Un refus modifie la décision suivante. La personne qui vient d’entendre non doit décider si elle approche un autre acheteur, présente de nouveau son idée ou s’arrête. La peur pose un problème comparable avant même l’action. La situation difficile est déjà connue et la confiance doit coexister avec elle.

Après l’apparition du doute, la personne reste devant une action concrète à accomplir. Des refus répétés laissent encore un autre acheteur à approcher.
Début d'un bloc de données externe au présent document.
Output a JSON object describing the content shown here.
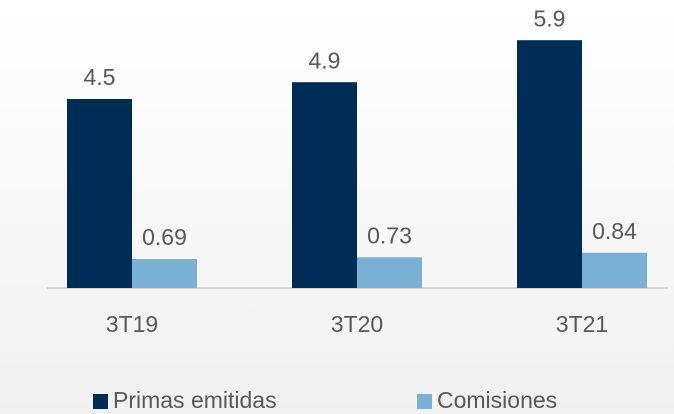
{
  "chart_data": {
    "type": "bar",
    "categories": [
      "3T19",
      "3T20",
      "3T21"
    ],
    "series": [
      {
        "name": "Primas emitidas",
        "color": "#002d56",
        "values": [
          4.5,
          4.9,
          5.9
        ]
      },
      {
        "name": "Comisiones",
        "color": "#7bafd4",
        "values": [
          0.69,
          0.73,
          0.84
        ]
      }
    ],
    "legend": "bottom"
  }
}
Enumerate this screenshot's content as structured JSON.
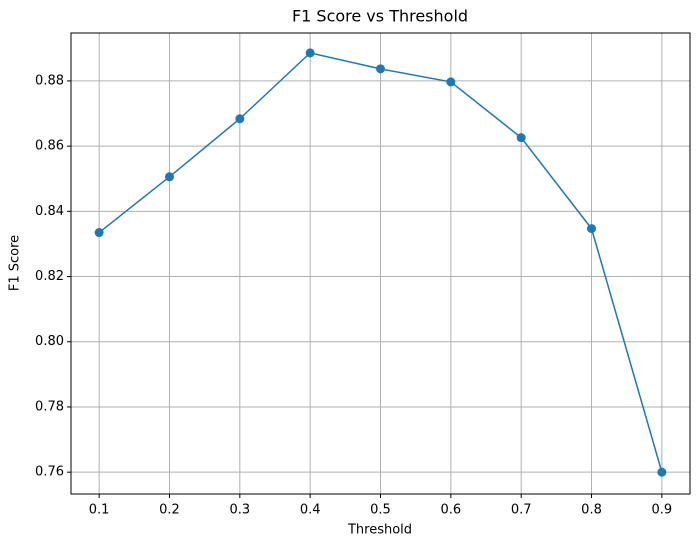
{
  "chart_data": {
    "type": "line",
    "title": "F1 Score vs Threshold",
    "x_label": "Threshold",
    "y_label": "F1 Score",
    "x": [
      0.1,
      0.2,
      0.3,
      0.4,
      0.5,
      0.6,
      0.7,
      0.8,
      0.9
    ],
    "series": [
      {
        "name": "F1 Score",
        "color": "#1f77b4",
        "values": [
          0.8335,
          0.8506,
          0.8684,
          0.8886,
          0.8837,
          0.8797,
          0.8626,
          0.8347,
          0.76
        ]
      }
    ],
    "xlim": [
      0.06,
      0.94
    ],
    "xticks": [
      0.1,
      0.2,
      0.3,
      0.4,
      0.5,
      0.6,
      0.7,
      0.8,
      0.9
    ],
    "ylim": [
      0.7533,
      0.8947
    ],
    "yticks": [
      0.76,
      0.78,
      {
        "value": 0.8,
        "label": "0.80"
      },
      0.82,
      0.84,
      0.86,
      0.88
    ],
    "grid": true
  }
}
Une activité redoutée peut être abordée à une échelle plus réduite. L’encouragement d’autres personnes peut maintenir une nouvelle tentative à portée de main lorsque le découragement la menace.

Ce qui suit un refus

Sara Blakely a lancé Spanx avec 5000 dollars d’économies et une idée de vêtements compressifs. Elle a vendu ses produits directement et dans des salons professionnels, en rencontrant de nombreux refus et critiques. Elle a continué jusqu’à obtenir l’accord d’une grande chaîne de distribution. Le récit place des années de persévérance entre l’idée et ce contrat.

Chaque refus laissait encore la possibilité d’une autre démarche commerciale. Continuer à vendre maintenait la proposition devant des acheteurs potentiels jusqu’à ce qu’un distributeur réponde autrement. Le succès restait incertain pendant ces tentatives. Le contrat obtenu plus tard n’a pas effacé les refus précédents. Ils sont restés des réponses négatives de personnes qu’elle avait approchées. Elle a pourtant continué à présenter le produit à de nouveaux interlocuteurs.
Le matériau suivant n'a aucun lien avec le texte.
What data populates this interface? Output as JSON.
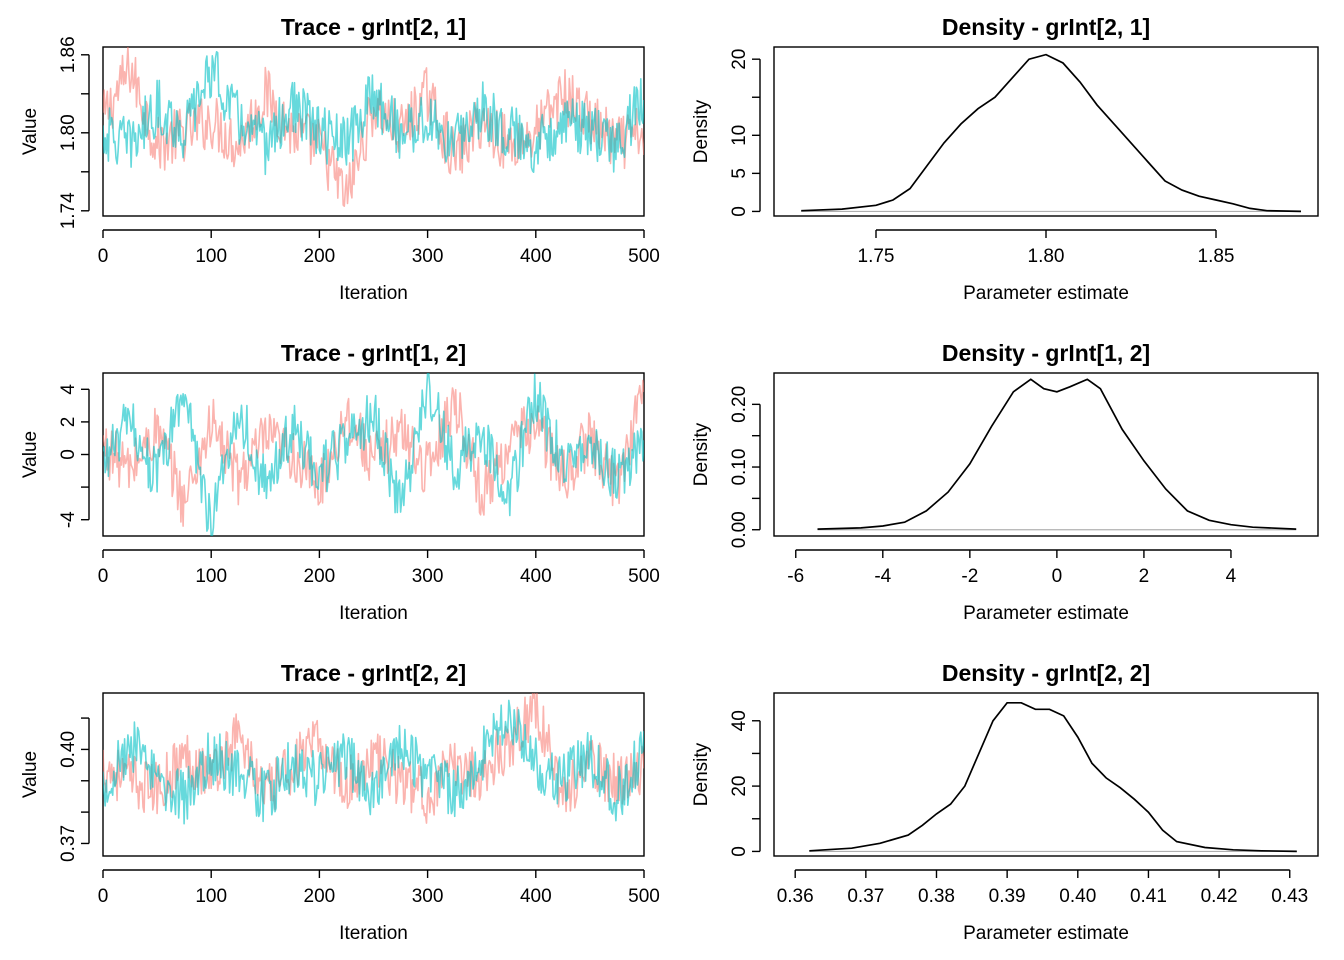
{
  "chart_data": [
    {
      "type": "line",
      "title": "Trace - grInt[2, 1]",
      "xlabel": "Iteration",
      "ylabel": "Value",
      "xlim": [
        0,
        500
      ],
      "ylim": [
        1.736,
        1.866
      ],
      "xticks": [
        0,
        100,
        200,
        300,
        400,
        500
      ],
      "xtick_labels": [
        "0",
        "100",
        "200",
        "300",
        "400",
        "500"
      ],
      "yticks": [
        1.74,
        1.77,
        1.8,
        1.83,
        1.86
      ],
      "ytick_labels": [
        "1.74",
        "",
        "1.80",
        "",
        "1.86"
      ],
      "grid": false,
      "series": [
        {
          "color": "#F8766D",
          "x": [
            0,
            25,
            50,
            75,
            100,
            125,
            150,
            175,
            200,
            225,
            250,
            275,
            300,
            325,
            350,
            375,
            400,
            425,
            450,
            475,
            500
          ],
          "values": [
            1.81,
            1.85,
            1.79,
            1.8,
            1.81,
            1.79,
            1.83,
            1.8,
            1.79,
            1.75,
            1.82,
            1.8,
            1.83,
            1.78,
            1.81,
            1.79,
            1.8,
            1.83,
            1.81,
            1.79,
            1.8
          ]
        },
        {
          "color": "#00BFC4",
          "x": [
            0,
            25,
            50,
            75,
            100,
            125,
            150,
            175,
            200,
            225,
            250,
            275,
            300,
            325,
            350,
            375,
            400,
            425,
            450,
            475,
            500
          ],
          "values": [
            1.8,
            1.79,
            1.82,
            1.8,
            1.85,
            1.81,
            1.79,
            1.82,
            1.8,
            1.79,
            1.83,
            1.8,
            1.81,
            1.79,
            1.82,
            1.8,
            1.79,
            1.81,
            1.8,
            1.79,
            1.83
          ]
        }
      ]
    },
    {
      "type": "line",
      "title": "Density - grInt[2, 1]",
      "xlabel": "Parameter estimate",
      "ylabel": "Density",
      "xlim": [
        1.72,
        1.88
      ],
      "ylim": [
        -0.6,
        21.6
      ],
      "xticks": [
        1.75,
        1.8,
        1.85
      ],
      "xtick_labels": [
        "1.75",
        "1.80",
        "1.85"
      ],
      "yticks": [
        0,
        5,
        10,
        15,
        20
      ],
      "ytick_labels": [
        "0",
        "5",
        "10",
        "",
        "20"
      ],
      "grid": false,
      "x": [
        1.728,
        1.74,
        1.75,
        1.755,
        1.76,
        1.765,
        1.77,
        1.775,
        1.78,
        1.785,
        1.79,
        1.795,
        1.8,
        1.805,
        1.81,
        1.815,
        1.82,
        1.825,
        1.83,
        1.835,
        1.84,
        1.845,
        1.85,
        1.855,
        1.86,
        1.865,
        1.875
      ],
      "values": [
        0.1,
        0.3,
        0.8,
        1.5,
        3.0,
        6.0,
        9.0,
        11.5,
        13.5,
        15.0,
        17.5,
        20.0,
        20.6,
        19.5,
        17.0,
        14.0,
        11.5,
        9.0,
        6.5,
        4.0,
        2.8,
        2.0,
        1.5,
        1.0,
        0.4,
        0.1,
        0.0
      ]
    },
    {
      "type": "line",
      "title": "Trace - grInt[1, 2]",
      "xlabel": "Iteration",
      "ylabel": "Value",
      "xlim": [
        0,
        500
      ],
      "ylim": [
        -5,
        5
      ],
      "xticks": [
        0,
        100,
        200,
        300,
        400,
        500
      ],
      "xtick_labels": [
        "0",
        "100",
        "200",
        "300",
        "400",
        "500"
      ],
      "yticks": [
        -4,
        -2,
        0,
        2,
        4
      ],
      "ytick_labels": [
        "-4",
        "",
        "0",
        "2",
        "4"
      ],
      "grid": false,
      "series": [
        {
          "color": "#F8766D",
          "x": [
            0,
            25,
            50,
            75,
            100,
            125,
            150,
            175,
            200,
            225,
            250,
            275,
            300,
            325,
            350,
            375,
            400,
            425,
            450,
            475,
            500
          ],
          "values": [
            0.5,
            -1.0,
            1.5,
            -3.0,
            2.0,
            -1.5,
            1.0,
            0.0,
            -2.0,
            2.5,
            -0.5,
            1.5,
            -1.0,
            3.5,
            -2.5,
            0.5,
            2.0,
            -1.5,
            1.0,
            -2.0,
            4.4
          ]
        },
        {
          "color": "#00BFC4",
          "x": [
            0,
            25,
            50,
            75,
            100,
            125,
            150,
            175,
            200,
            225,
            250,
            275,
            300,
            325,
            350,
            375,
            400,
            425,
            450,
            475,
            500
          ],
          "values": [
            -0.5,
            2.0,
            -1.5,
            4.0,
            -4.5,
            3.0,
            -2.0,
            1.5,
            -1.0,
            0.5,
            2.5,
            -3.5,
            4.5,
            -1.0,
            1.5,
            -2.5,
            3.5,
            -0.5,
            1.0,
            -1.5,
            0.5
          ]
        }
      ]
    },
    {
      "type": "line",
      "title": "Density - grInt[1, 2]",
      "xlabel": "Parameter estimate",
      "ylabel": "Density",
      "xlim": [
        -6.5,
        6.0
      ],
      "ylim": [
        -0.01,
        0.25
      ],
      "xticks": [
        -6,
        -4,
        -2,
        0,
        2,
        4
      ],
      "xtick_labels": [
        "-6",
        "-4",
        "-2",
        "0",
        "2",
        "4"
      ],
      "yticks": [
        0.0,
        0.05,
        0.1,
        0.15,
        0.2
      ],
      "ytick_labels": [
        "0.00",
        "",
        "0.10",
        "",
        "0.20"
      ],
      "grid": false,
      "x": [
        -5.5,
        -4.5,
        -4.0,
        -3.5,
        -3.0,
        -2.5,
        -2.0,
        -1.5,
        -1.0,
        -0.6,
        -0.3,
        0.0,
        0.3,
        0.7,
        1.0,
        1.5,
        2.0,
        2.5,
        3.0,
        3.5,
        4.0,
        4.5,
        5.5
      ],
      "values": [
        0.001,
        0.003,
        0.006,
        0.012,
        0.03,
        0.06,
        0.105,
        0.165,
        0.22,
        0.24,
        0.225,
        0.22,
        0.228,
        0.24,
        0.225,
        0.16,
        0.11,
        0.065,
        0.03,
        0.015,
        0.008,
        0.004,
        0.001
      ]
    },
    {
      "type": "line",
      "title": "Trace - grInt[2, 2]",
      "xlabel": "Iteration",
      "ylabel": "Value",
      "xlim": [
        0,
        500
      ],
      "ylim": [
        0.366,
        0.418
      ],
      "xticks": [
        0,
        100,
        200,
        300,
        400,
        500
      ],
      "xtick_labels": [
        "0",
        "100",
        "200",
        "300",
        "400",
        "500"
      ],
      "yticks": [
        0.37,
        0.38,
        0.39,
        0.4,
        0.41
      ],
      "ytick_labels": [
        "0.37",
        "",
        "",
        "0.40",
        ""
      ],
      "grid": false,
      "series": [
        {
          "color": "#F8766D",
          "x": [
            0,
            25,
            50,
            75,
            100,
            125,
            150,
            175,
            200,
            225,
            250,
            275,
            300,
            325,
            350,
            375,
            400,
            425,
            450,
            475,
            500
          ],
          "values": [
            0.395,
            0.39,
            0.387,
            0.398,
            0.392,
            0.405,
            0.385,
            0.395,
            0.402,
            0.388,
            0.398,
            0.39,
            0.385,
            0.395,
            0.392,
            0.402,
            0.414,
            0.385,
            0.395,
            0.39,
            0.393
          ]
        },
        {
          "color": "#00BFC4",
          "x": [
            0,
            25,
            50,
            75,
            100,
            125,
            150,
            175,
            200,
            225,
            250,
            275,
            300,
            325,
            350,
            375,
            400,
            425,
            450,
            475,
            500
          ],
          "values": [
            0.388,
            0.402,
            0.39,
            0.385,
            0.398,
            0.392,
            0.385,
            0.395,
            0.39,
            0.398,
            0.385,
            0.4,
            0.392,
            0.386,
            0.398,
            0.41,
            0.395,
            0.39,
            0.398,
            0.385,
            0.4
          ]
        }
      ]
    },
    {
      "type": "line",
      "title": "Density - grInt[2, 2]",
      "xlabel": "Parameter estimate",
      "ylabel": "Density",
      "xlim": [
        0.357,
        0.434
      ],
      "ylim": [
        -1.4,
        48.5
      ],
      "xticks": [
        0.36,
        0.37,
        0.38,
        0.39,
        0.4,
        0.41,
        0.42,
        0.43
      ],
      "xtick_labels": [
        "0.36",
        "0.37",
        "0.38",
        "0.39",
        "0.40",
        "0.41",
        "0.42",
        "0.43"
      ],
      "yticks": [
        0,
        10,
        20,
        30,
        40
      ],
      "ytick_labels": [
        "0",
        "",
        "20",
        "",
        "40"
      ],
      "grid": false,
      "x": [
        0.362,
        0.368,
        0.372,
        0.376,
        0.378,
        0.38,
        0.382,
        0.384,
        0.386,
        0.388,
        0.39,
        0.392,
        0.394,
        0.396,
        0.398,
        0.4,
        0.402,
        0.404,
        0.406,
        0.408,
        0.41,
        0.412,
        0.414,
        0.418,
        0.422,
        0.426,
        0.431
      ],
      "values": [
        0.2,
        1.0,
        2.5,
        5.0,
        8.0,
        11.5,
        14.5,
        20.0,
        30.0,
        40.0,
        45.5,
        45.5,
        43.5,
        43.5,
        41.5,
        35.0,
        27.0,
        22.5,
        19.5,
        16.0,
        12.0,
        6.5,
        3.0,
        1.2,
        0.5,
        0.2,
        0.0
      ]
    }
  ]
}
Le parcours situe la confiance en soi dans l’intervalle entre un refus et la décision d’exposer de nouveau l’idée à un autre acheteur. Aucun refus pris isolément ne disait comment tous les acheteurs suivants répondraient. La personne qui entreprend une nouvelle démarche doit décider avant de savoir si la réponse changera.

Un public plus restreint change la première épreuve

Pour une personne qui redoute de parler en public, un exercice commence par une courte prise de parole devant des amis puis augmente la taille de l’auditoire. L’action redoutée est présente dès le début. Ce qui change est l’ampleur de la première exposition.

Attendre que la peur disparaisse ne laisse aucune expérience de prise de parole accomplie à rappeler. Parler devant un petit public en crée une. Lorsque l’auditoire s’agrandit, la personne retrouve une action déjà vécue sous une pression plus forte au lieu de rencontrer la tâche pour la première fois. La tentative précédente a pu être inconfortable, mais elle a déjà eu lieu.

Un public plus restreint maintient l’activité redoutée à une échelle limitée. Il donne à la personne une version délimitée de la prise de parole. La taille de l’auditoire peut ensuite augmenter sans exiger que toute la difficulté soit affrontée à son niveau maximal dès le départ.

Affronter la peur par étapes réduit la tâche immédiate. La tâche immédiate tient dans une tentative. L’action accomplie lui laisse ensuite un souvenir précis de sa propre réponse alors que la peur était présente.

L’encouragement après le doute

Des mentors, des amis et des groupes de soutien peuvent encourager une personne qui traverse le doute ou la peur. Le discours et l’appel commercial restent à la charge de la personne qui les affronte. L’encouragement intervient autour de la décision d’essayer de nouveau.

Un mentor ou un groupe offre aussi un espace pour parler du revers avant que la décision suivante soit prise. L’encouragement peut rappeler à la personne pourquoi elle voulait continuer, tandis que le choix et l’action restent les siens. Le soutien reste ainsi proche de la difficulté vécue au lieu de devenir une simple réassurance détachée de ce qui s’est passé.

Après un revers, l’encouragement peut préserver la possibilité d’une nouvelle tentative sans présenter la réponse précédente comme positive. Une personne de confiance peut aider à garder l’action suivante en vue pendant que celle qui a reçu le refus décide de ce qu’elle en fera.

Le prochain discours doit encore être prononcé. Le prochain acheteur doit encore être approché.